Credit: Far Out / YouTube Still
Sun 28 June 2026 20:30, UK
There was never any accurate way of trying to guess what Kurt Cobain was ever interested in, music-wise.
He was always a snob when it came to his favourite songs, and while he had a few choice words for people that were nothing but manufactured trash, he still had his fair share of guilty pleasures when talking about how much he loved 1970s AM pop music. Calling him an enigma wrapped in a riddle still doesn’t tell the full story in many respects, but he did understand who made good Seattle music and which bands were nothing but trendy bands looking to become famous.
Then again, the grunge wave wasn’t started by people who wanted to play in clubs for the rest of their lives, either. Cobain himself claimed that he wanted to be a mixture of The Beatles and Black Sabbath in many respects, but he didn’t really have the foundation to prepare himself for what would happen next. ‘Smells Like Teen Spirit’ was one of the biggest songs of all time once it came out, and in Cobain’s eyes, everything felt like way too much, way too soon when they started playing arenas.
He wanted to have the slow-burning career that REM had during the 1980s, and when he saw everyone else throwing on flannel shirts and singing about their own internal pain, he had practically created a genre that he despised. But it’s not like every single band coming out of Seattle at the time were looking to cash in or anything.
You’d hardly be able to find a more uncommercial band than Mudhoney when they first started performing, and while Soundgarden did have it in them to be the Led Zeppelin of the 1990s, they were still trying to throw a few surprises into the mix whenever they played. But while Cobain had said his piece on Pearl Jam not being truly alternative, he seemed to feel the same way when looking at Alice in Chains.
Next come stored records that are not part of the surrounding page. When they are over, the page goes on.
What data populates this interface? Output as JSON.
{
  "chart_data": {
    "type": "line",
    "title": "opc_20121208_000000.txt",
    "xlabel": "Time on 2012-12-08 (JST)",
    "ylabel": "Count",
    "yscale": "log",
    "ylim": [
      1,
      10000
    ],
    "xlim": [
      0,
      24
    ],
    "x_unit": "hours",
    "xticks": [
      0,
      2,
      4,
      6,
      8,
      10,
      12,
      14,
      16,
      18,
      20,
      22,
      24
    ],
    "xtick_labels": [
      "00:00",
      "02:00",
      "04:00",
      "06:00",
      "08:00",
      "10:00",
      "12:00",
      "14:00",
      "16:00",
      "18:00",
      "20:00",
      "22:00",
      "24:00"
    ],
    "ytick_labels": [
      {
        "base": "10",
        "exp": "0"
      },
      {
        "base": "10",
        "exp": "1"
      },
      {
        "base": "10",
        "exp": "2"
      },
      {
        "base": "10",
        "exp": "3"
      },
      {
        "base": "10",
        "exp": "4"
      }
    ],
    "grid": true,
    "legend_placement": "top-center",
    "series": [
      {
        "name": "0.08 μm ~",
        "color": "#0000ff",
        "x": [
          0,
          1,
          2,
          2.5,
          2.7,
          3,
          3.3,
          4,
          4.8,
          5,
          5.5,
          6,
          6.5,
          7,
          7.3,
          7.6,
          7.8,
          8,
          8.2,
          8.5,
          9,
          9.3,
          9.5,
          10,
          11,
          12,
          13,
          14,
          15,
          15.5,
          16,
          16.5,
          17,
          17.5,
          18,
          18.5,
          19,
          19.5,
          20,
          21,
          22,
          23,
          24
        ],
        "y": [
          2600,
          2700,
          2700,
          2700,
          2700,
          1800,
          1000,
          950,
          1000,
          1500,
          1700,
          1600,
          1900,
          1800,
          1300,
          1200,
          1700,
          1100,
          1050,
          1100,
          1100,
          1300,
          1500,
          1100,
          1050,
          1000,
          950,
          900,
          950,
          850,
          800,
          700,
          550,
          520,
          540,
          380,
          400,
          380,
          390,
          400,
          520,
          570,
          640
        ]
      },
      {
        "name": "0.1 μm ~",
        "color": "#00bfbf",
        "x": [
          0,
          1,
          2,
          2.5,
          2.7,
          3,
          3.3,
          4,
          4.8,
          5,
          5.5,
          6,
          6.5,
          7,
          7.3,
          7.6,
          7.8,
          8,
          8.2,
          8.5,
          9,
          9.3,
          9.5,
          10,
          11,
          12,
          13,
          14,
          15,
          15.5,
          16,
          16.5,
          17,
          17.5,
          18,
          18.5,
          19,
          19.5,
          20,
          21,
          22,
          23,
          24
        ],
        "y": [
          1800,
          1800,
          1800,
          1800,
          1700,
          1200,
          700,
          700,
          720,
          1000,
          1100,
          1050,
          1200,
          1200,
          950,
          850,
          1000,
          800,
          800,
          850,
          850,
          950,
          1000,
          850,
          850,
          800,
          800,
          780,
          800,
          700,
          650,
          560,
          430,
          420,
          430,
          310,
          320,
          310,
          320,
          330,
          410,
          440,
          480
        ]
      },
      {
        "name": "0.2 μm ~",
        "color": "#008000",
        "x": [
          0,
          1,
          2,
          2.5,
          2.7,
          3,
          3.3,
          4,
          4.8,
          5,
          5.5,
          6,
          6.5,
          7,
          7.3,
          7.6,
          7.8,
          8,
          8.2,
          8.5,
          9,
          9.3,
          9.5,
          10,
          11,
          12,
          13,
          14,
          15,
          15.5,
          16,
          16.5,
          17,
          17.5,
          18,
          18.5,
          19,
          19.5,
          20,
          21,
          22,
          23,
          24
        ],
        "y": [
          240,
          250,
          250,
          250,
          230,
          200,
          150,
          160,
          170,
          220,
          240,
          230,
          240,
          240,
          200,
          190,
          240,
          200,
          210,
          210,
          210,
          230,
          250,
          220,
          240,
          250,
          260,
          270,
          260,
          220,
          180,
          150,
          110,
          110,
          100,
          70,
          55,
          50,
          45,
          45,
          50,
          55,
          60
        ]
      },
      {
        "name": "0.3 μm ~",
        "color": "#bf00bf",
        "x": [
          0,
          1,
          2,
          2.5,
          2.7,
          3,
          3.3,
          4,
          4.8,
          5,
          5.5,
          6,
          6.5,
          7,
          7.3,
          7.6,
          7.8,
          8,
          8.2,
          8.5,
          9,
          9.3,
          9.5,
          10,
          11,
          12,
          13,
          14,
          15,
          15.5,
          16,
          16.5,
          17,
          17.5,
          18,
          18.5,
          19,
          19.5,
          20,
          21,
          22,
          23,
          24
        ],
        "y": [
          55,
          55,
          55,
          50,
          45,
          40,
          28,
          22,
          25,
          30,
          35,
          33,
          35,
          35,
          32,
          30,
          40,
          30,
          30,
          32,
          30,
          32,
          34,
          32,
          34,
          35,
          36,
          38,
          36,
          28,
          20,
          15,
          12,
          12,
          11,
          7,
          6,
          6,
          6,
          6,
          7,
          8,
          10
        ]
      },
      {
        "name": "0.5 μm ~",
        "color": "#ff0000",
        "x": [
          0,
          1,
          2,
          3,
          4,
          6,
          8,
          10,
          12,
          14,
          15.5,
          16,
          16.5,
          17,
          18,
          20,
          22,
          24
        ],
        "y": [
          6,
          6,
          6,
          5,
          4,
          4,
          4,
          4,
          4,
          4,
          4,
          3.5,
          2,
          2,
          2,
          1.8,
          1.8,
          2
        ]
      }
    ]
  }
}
In his eyes, Alice was the kind of band that sounded like they were chasing trends with their more metallic approach to the genre, saying, “I have strong feelings about Alice in Chains and bands like that. They’re obviously just corporate puppets that are just trying to jump on the alternative bandwagon–and we are being lumped into that category. Those bands have been in the hairspray cock rock scene for years and all of a sudden they stopped washing their hair and started wearing flannel shirts.”
And Cobain does have a small point there as well. Alice was never trying to be a straight-ahead glam rock band by any stretch, but when you look at the early press photos that they took, they did have a lot more in common with Guns N’ Roses than they did with the Seattle scene. But when they found their sound on tunes like ‘Man in the Box’, they were never going to be sharing the same stages as bands like Warrant or Ratt anytime soon.
Further reading: From The Vault
In fact, Jerry Cantrell was the one person who seemed to be the most friendly with every band in Seattle. SAP was already a change of pace for them after their first record, and by having members from Soundgarden and Mudhoney on the song ‘Right Turn’, it’s not like he wasn’t proud to consider himself one of the main members of the scene before it officially blew up in 1991.
His band might have been a bit too heavy and glamorous for what Cobain was looking for, but Alice in Chains weren’t going to be defined by their look. It was about the energy that they created every single time they walked into the studio, and there has hardly been a single record that they have made that hasn’t sounded absolutely gigantic when they were finished.